My first encounters with poetry happened I'm told when I recited words to my mother who wrote them down and submitted the results to Wee Wisdom, a children's magazine. I'm told they were published. I was 4 or 5.
Inspiration at that age was probably hymns, song lyrics (my dad sang), fairy tales and nursery rhymes, work and play chants my mother read to me. Perhaps that's why I like rap, hip-hop, and slam and still like song lyrics, fairy tales and nursery rhymes.
Though I wrote and published poems in high school and college, I think when my husband challenged me to "find out what I was doing" when I persisted in writing and publishing poems in Ploughshares and other journals, and I signed up for Poetry workshops at Harvard. Peter Klappert and Kathleen Spivack encouraged me to continue and with that encouragement I took what I was doing seriously and haven't stopped since.
Do you have a writing routine? A favorite time or place to write?
I wish I did. Perhaps early morning or late at night when the household is quiet and all the people and animals have been fed . . . I try to train myself to remember images, say of the bank of forsythia in bloom during a walk or the sound of the ocean waves during high tide as they rake a stony beach.
Where do your poems most often come from—an image, a sound, a phrase, an idea?
I think mostly from appeals to the senses. But then I have no idea where the poem will end up or even if it will be a poem. For example, I heard the phrase "angels can't swim" which intrigues me. Is it even true? How would we know? Except for Clarence in "It's a Wonderful Life." Often a poem that comes from an idea does not work too well for me.
Which writers (living or dead) do you feel have influenced you the most?
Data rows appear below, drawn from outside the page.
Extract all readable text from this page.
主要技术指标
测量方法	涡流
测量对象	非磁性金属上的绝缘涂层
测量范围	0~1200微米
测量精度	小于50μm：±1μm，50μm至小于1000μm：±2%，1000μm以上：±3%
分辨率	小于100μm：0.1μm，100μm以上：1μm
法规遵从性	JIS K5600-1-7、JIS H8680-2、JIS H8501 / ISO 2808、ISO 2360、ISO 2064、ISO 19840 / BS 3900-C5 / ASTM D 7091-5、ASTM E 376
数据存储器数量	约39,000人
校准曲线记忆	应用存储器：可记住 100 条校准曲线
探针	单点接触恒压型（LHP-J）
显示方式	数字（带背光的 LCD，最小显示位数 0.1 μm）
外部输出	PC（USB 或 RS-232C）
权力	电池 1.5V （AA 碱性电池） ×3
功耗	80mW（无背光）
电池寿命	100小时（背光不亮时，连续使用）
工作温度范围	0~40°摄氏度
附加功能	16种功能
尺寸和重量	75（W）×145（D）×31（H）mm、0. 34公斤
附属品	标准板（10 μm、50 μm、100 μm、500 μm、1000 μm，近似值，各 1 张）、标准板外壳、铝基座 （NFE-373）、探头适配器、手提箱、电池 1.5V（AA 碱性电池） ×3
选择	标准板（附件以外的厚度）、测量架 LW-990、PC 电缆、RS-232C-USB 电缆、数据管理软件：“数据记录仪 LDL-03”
I'm interested in many writers' poetry and prose; when I was studying languages (Latin, Greek, French, German, Italian, and Spanish) I'd try to read their poets but often now rely on translations though still like to try to read poems in their own languages.
What's the significance of the title? Are there over-arching themes? Did you have a process and was it a project book?
The title is literal and ironic: "Leaving Greece" is ironic in that the title poem explains how Greece would not leave me. One overarching theme is how bad we are about learning from history. Another is how brief and unimportant one human life might be, though not to that life's loved ones.
[Assembling the book] . . . was messy. After spending time in Greece and writing there, when I returned to the States I just kept writing about Greece and I still am. I was writing poems about Greece and Greek myths when I was learning Greek, before I went to Greece.
In contrast, two manuscripts seem to be "project" books in that one is about eclipses and another is about the Romantics.